Production of brighter nanoparticles for optical imaging

Despite many promising advancements in the development of fluorescent probes for imaging studies, there still remains several optical and chemical drawbacks for using these probes in vivo; and so the search for a new generation of bioimaging probes continues. In this study, the chemical and optical properties of (i) Ruby and (ii) Silicon Vacancy (SiV) diamonds were examined to assess their suitability for future in vivo bioimaging applications. Both materials are excellent candidates due to unique optical properties in the near-infrared (NIR) spectral range. However, methods to control the ‘brightness’ of these candidates are lacking. This Thesis first describes the successful synthesis of nanoruby using microwave combustion methods.

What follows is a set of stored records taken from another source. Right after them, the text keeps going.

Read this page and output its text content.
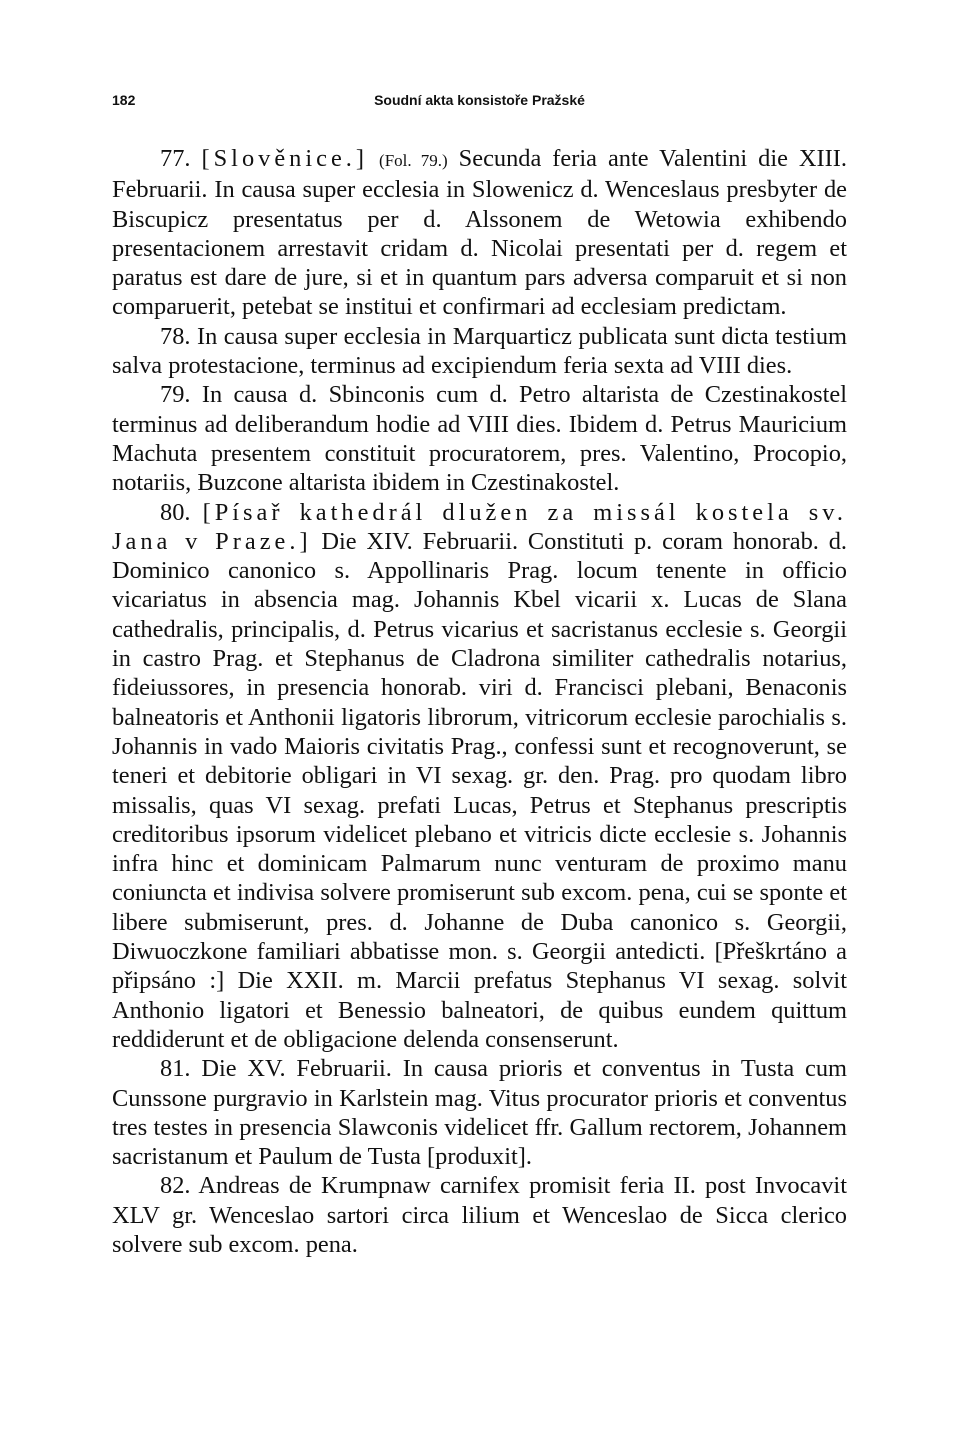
182	Soudní akta konsistoře Pražské

77. [Slověnice.] (Fol. 79.) Secunda feria ante Valentini die XIII. Februarii. In causa super ecclesia in Slowenicz d. Wenceslaus presbyter de Biscupicz presentatus per d. Alssonem de Wetowia exhibendo presentacionem arrestavit cridam d. Nicolai presentati per d. regem et paratus est dare de jure, si et in quantum pars adversa comparuit et si non comparuerit, petebat se institui et confirmari ad ecclesiam predictam.

78. In causa super ecclesia in Marquarticz publicata sunt dicta testium salva protestacione, terminus ad excipiendum feria sexta ad VIII dies.

79. In causa d. Sbinconis cum d. Petro altarista de Czestinakostel terminus ad deliberandum hodie ad VIII dies. Ibidem d. Petrus Mauricium Machuta presentem constituit procuratorem, pres. Valentino, Procopio, notariis, Buzcone altarista ibidem in Czestinakostel.

80. [Písař kathedrál dlužen za missál kostela sv. Jana v Praze.] Die XIV. Februarii. Constituti p. coram honorab. d. Dominico canonico s. Appollinaris Prag. locum tenente in officio vicariatus in absencia mag. Johannis Kbel vicarii x. Lucas de Slana cathedralis, principalis, d. Petrus vicarius et sacristanus ecclesie s. Georgii in castro Prag. et Stephanus de Cladrona similiter cathedralis notarius, fideiussores, in presencia honorab. viri d. Francisci plebani, Benaconis balneatoris et Anthonii ligatoris librorum, vitricorum ecclesie parochialis s. Johannis in vado Maioris civitatis Prag., confessi sunt et recognoverunt, se teneri et debitorie obligari in VI sexag. gr. den. Prag. pro quodam libro missalis, quas VI sexag. prefati Lucas, Petrus et Stephanus prescriptis creditoribus ipsorum videlicet plebano et vitricis dicte ecclesie s. Johannis infra hinc et dominicam Palmarum nunc venturam de proximo manu coniuncta et indivisa solvere promiserunt sub excom. pena, cui se sponte et libere submiserunt, pres. d. Johanne de Duba canonico s. Georgii, Diwuoczkone familiari abbatisse mon. s. Georgii antedicti. [Přeškrtáno a připsáno :] Die XXII. m. Marcii prefatus Stephanus VI sexag. solvit Anthonio ligatori et Benessio balneatori, de quibus eundem quittum reddiderunt et de obligacione delenda consenserunt.

81. Die XV. Februarii. In causa prioris et conventus in Tusta cum Cunssone purgravio in Karlstein mag. Vitus procurator prioris et conventus tres testes in presencia Slawconis videlicet ffr. Gallum rectorem, Johannem sacristanum et Paulum de Tusta [produxit].

82. Andreas de Krumpnaw carnifex promisit feria II. post Invocavit XLV gr. Wenceslao sartori circa lilium et Wenceslao de Sicca clerico solvere sub excom. pena.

Nanoruby particles (~180nm) were produced with the desired chromium concentration in the Al2O3 crystal lattice. These particles showed the characteristic NIR fluorescence emission doublet (~692/693nm) and maximum ‘brightness’ for chromium concentrations up to 2mol%. Methods describing the isolation of SiV nanodiamonds, grown from chemical vapour deposition films, are then detailed. These single SiV nanodiamonds exhibited a narrow emission peak (~739nm). Together, the successful synthesis, isolation, and characterisation of nanoruby and SiV nanodiamond particles with desired NIR optical properties are a key step towards helping achieve a new generation of ‘brighter’ bioimaging probes.